ABSTRACT

Knowledge of the total magnetization direction of geologic sources is valuable for interpretation of magnetic anomalies. Although the magnetization direction of causative sources is assumed to be induced by the ambient magnetic field, the presence of remanence should not be neglected. An existing method of correlating total and vertical gradients of the reduced-to-the-pole (RTP) anomaly estimates the total magnetization direction well. However, due to the numerical instability of RTP transformation in the Fourier domain, an assumption should be considered for dealing with inclination values at approximately 0°. We have adopted an extension to the standard crosscorrelation method for estimating the total magnetization direction vector, computing the RTP anomaly by means of the classic equivalent layer technique for low inclination values.

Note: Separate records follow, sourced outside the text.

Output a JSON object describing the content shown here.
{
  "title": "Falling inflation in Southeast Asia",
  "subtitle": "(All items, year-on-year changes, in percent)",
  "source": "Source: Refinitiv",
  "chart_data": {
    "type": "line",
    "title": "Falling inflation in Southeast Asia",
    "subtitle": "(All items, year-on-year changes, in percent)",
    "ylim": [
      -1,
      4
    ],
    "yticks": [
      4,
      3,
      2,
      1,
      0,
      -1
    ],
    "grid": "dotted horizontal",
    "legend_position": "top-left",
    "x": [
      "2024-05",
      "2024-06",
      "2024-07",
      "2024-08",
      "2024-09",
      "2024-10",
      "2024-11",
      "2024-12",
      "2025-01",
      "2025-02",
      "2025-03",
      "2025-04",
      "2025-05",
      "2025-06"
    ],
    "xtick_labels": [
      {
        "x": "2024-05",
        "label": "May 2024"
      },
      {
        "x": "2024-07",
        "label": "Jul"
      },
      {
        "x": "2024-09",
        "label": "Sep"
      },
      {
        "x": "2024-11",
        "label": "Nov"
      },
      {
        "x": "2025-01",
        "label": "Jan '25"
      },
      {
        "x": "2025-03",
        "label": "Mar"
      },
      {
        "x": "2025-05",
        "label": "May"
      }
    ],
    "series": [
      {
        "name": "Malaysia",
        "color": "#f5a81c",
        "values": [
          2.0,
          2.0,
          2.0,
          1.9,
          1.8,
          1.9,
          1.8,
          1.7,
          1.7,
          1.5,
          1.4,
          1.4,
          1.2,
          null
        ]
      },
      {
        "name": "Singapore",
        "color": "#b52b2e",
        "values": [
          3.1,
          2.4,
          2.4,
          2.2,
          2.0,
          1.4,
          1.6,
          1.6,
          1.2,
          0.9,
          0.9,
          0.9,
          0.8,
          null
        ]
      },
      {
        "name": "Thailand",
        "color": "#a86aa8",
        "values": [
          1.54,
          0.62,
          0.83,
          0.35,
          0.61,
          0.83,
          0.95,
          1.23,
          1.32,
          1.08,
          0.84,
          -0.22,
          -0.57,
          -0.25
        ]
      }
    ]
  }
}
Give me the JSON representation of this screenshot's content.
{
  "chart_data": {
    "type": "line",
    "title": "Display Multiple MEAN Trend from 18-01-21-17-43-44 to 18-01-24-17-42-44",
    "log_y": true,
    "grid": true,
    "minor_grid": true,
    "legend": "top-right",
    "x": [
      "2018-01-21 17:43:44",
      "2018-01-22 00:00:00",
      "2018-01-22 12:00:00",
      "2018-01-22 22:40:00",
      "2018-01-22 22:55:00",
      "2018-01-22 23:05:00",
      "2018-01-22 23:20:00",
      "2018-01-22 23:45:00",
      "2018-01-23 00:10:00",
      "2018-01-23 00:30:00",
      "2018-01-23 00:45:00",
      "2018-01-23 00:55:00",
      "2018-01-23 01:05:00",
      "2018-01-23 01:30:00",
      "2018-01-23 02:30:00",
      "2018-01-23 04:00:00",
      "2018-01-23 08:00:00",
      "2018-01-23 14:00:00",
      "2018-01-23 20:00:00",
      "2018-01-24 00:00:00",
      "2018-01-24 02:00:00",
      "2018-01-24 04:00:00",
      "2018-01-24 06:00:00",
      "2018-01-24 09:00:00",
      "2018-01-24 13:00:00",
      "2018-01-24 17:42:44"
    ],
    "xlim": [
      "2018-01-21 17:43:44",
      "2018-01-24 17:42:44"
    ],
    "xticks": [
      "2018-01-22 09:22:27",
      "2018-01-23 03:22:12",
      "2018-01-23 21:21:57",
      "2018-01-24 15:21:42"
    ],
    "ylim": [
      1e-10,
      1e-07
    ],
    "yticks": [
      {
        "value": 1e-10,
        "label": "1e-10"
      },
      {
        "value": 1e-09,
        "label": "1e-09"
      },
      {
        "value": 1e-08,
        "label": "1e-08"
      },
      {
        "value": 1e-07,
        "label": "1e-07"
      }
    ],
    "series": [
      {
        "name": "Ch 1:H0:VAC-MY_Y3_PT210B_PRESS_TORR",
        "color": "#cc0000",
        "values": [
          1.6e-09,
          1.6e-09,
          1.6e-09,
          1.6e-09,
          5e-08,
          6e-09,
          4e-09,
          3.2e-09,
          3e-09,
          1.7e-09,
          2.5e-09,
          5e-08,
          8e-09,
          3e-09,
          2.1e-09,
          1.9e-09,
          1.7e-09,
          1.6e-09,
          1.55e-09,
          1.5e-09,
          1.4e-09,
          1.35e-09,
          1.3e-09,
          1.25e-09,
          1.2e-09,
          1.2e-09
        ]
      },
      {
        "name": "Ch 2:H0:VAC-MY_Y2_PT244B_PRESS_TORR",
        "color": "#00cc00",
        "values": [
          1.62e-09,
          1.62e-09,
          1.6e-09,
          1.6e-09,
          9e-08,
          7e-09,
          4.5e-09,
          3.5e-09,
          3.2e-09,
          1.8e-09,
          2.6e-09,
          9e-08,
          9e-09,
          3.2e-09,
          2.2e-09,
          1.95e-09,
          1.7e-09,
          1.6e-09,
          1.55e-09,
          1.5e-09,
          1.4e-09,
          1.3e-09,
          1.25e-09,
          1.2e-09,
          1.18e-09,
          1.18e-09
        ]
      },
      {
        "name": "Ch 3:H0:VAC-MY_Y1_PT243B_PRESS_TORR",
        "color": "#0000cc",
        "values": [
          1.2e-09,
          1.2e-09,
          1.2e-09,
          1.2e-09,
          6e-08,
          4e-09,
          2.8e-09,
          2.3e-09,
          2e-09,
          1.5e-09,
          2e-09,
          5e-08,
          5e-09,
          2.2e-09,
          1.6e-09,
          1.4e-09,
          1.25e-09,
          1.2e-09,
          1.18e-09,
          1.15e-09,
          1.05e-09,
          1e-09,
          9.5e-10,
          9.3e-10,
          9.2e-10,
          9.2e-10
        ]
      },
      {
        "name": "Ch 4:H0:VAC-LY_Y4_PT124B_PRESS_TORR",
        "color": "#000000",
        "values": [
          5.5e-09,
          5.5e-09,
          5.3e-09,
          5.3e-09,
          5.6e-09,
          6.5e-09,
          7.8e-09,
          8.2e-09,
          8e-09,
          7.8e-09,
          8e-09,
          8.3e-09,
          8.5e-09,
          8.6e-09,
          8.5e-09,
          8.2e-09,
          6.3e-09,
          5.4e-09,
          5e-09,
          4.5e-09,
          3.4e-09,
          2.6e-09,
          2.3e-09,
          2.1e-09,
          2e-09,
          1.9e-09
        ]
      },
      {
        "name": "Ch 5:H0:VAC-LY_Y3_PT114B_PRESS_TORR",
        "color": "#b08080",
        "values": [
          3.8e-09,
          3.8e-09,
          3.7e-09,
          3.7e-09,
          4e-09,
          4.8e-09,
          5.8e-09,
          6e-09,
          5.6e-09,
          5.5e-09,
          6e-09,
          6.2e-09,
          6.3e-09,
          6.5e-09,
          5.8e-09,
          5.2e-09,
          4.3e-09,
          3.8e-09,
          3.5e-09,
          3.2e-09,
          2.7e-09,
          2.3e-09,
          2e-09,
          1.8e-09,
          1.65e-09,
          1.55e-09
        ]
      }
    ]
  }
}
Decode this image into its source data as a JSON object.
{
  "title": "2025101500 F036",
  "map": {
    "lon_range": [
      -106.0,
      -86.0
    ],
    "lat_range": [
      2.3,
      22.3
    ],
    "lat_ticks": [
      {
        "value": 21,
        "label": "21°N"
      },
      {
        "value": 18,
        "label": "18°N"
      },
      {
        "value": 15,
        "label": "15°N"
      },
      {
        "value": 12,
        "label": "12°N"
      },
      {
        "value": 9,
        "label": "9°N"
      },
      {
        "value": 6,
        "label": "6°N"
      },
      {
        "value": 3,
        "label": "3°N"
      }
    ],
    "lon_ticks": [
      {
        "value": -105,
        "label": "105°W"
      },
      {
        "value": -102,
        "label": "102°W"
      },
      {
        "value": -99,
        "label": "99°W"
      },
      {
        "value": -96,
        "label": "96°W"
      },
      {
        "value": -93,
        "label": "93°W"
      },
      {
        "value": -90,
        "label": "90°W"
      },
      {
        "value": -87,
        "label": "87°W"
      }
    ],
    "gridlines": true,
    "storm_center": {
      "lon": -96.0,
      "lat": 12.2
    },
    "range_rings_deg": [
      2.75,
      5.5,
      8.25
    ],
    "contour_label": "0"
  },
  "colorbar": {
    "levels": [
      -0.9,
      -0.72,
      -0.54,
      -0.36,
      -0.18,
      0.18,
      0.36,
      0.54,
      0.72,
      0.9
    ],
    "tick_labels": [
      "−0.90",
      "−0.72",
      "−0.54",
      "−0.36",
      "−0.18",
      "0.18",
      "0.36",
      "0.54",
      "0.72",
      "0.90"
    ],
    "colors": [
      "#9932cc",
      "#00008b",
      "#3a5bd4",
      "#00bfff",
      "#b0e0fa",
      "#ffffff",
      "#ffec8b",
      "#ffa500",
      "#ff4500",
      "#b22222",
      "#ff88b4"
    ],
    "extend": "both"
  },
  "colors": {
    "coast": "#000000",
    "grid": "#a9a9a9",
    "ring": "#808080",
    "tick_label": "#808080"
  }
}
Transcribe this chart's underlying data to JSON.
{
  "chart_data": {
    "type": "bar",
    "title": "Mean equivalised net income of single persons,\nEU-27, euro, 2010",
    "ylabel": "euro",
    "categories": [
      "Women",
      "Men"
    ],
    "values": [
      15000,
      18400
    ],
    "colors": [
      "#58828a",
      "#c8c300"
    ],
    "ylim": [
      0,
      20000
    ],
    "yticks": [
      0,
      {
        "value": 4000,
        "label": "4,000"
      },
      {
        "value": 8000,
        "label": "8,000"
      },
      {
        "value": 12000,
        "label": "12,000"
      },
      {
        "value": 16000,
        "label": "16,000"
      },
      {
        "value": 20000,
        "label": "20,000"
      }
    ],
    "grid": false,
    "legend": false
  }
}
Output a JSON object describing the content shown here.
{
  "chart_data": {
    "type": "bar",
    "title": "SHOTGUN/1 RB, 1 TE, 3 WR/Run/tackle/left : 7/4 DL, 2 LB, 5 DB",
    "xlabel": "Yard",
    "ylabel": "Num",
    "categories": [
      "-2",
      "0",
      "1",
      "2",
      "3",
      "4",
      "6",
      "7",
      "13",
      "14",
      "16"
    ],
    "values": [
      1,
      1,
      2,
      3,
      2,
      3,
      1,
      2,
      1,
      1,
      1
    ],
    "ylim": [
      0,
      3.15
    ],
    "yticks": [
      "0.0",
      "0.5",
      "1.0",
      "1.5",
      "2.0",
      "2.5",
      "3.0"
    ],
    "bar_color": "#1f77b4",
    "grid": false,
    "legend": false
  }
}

Additionally, an ideal number of equivalent sources within the layer is considered for reducing the computational demands. To investigate the relevant aspects of the adopted method, two simple synthetic scenarios are presented. First, a magnetic anomaly produced by a homogeneous and isolated vertical dike is considered. This test illustrates the good performance of the adopted approach, finding the true magnetization direction, even for low inclination values. In the second synthetic test, a long-wavelength component is added to the previous magnetic total-field anomaly. In this case, the method adopted here fails to estimate a reliable magnetization direction vector, showing weak performance for strong interfering magnetic anomalies. On the real data example, the application tests an isolated total-field anomaly of the Carajás Mineral Province, in northern Brazil, where the inclination of the ambient magnetic field is close to zero. The obtained results indicate weak remanence in the estimated total magnetization direction vector, which would never be reached in the standard formulation of the crosscorrelation technique.